Prior to his conviction for the 1985 murder of Sergeant Hal Burchfield, Masters was incarcerated in San Quentin for armed robbery at the age of 19. Masters’ autobiography vividly depicts the trauma he experienced as a child resulting from parental neglect and severe abuse by his foster parents. Citing his traumatic childhood, Michael Satris, Masters’ trial lawyer argued that his life should be spared. “There must be a place in our jurisprudence that allows for compassion,” Satris said.

The controversy over Masters innocence has divided the victim’s family. Marjorie Burchfield, the oldest child, said that the murder destroyed her childhood.

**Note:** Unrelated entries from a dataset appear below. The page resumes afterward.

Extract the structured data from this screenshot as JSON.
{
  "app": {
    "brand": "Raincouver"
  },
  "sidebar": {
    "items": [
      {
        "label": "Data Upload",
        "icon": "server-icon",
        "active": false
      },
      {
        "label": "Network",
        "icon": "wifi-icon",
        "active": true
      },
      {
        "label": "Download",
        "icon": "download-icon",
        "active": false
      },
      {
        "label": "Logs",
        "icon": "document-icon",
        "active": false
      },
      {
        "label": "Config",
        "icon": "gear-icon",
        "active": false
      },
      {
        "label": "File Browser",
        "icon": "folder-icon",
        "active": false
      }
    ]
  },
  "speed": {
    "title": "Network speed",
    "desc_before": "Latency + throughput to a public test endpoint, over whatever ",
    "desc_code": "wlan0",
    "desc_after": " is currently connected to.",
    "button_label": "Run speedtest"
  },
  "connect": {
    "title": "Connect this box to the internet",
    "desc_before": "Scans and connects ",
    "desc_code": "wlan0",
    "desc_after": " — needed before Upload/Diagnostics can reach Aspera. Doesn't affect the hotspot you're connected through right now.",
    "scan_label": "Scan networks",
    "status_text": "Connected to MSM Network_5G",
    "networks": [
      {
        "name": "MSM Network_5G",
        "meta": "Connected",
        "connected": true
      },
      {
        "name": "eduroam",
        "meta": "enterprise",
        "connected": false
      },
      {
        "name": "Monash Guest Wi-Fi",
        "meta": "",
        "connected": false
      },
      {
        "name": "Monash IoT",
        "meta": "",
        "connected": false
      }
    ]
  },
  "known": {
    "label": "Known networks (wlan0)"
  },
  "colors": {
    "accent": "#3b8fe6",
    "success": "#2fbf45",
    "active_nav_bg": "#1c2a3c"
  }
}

She endured homelessness and was addicted to drugs for years before enlisting in the U.S. Army and later becoming a correctional officer like her father. She continues to believe Masters is guilty and that he should be executed. Her brothers, J.D. and Jeremiah Burchfield, on the other hand, believe Masters is innocent. J.D. now opposes the death penalty, saying that it “robs people of a shot at redemption.” Jeremiah said, “A man being cheated of his freedom and being incarcerated without reason isn’t doing my father justice. It’s just ignorance.”

Masters said that he was wounded by Marin County Superior Court Judge Beverly Savitt’s remarks in sentencing him to death. “When the judge said that I should not have been born before she sentenced me to death, it said something more to her reasons why she gave me the death sentence and no one else,” Masters said. “I’m glad my mother gave me a chance to live.”

“The only way you can put somebody on death row is you got to dehumanize them. They cannot be a human being,” he said.

Seven wrongfully convicted California death-row prisoners have later been exonerated, including Shujaa Graham and Eugene Allen, who, like Masters, were members of the Black Guerilla Family gang and were convicted of murdering a white correctional officer.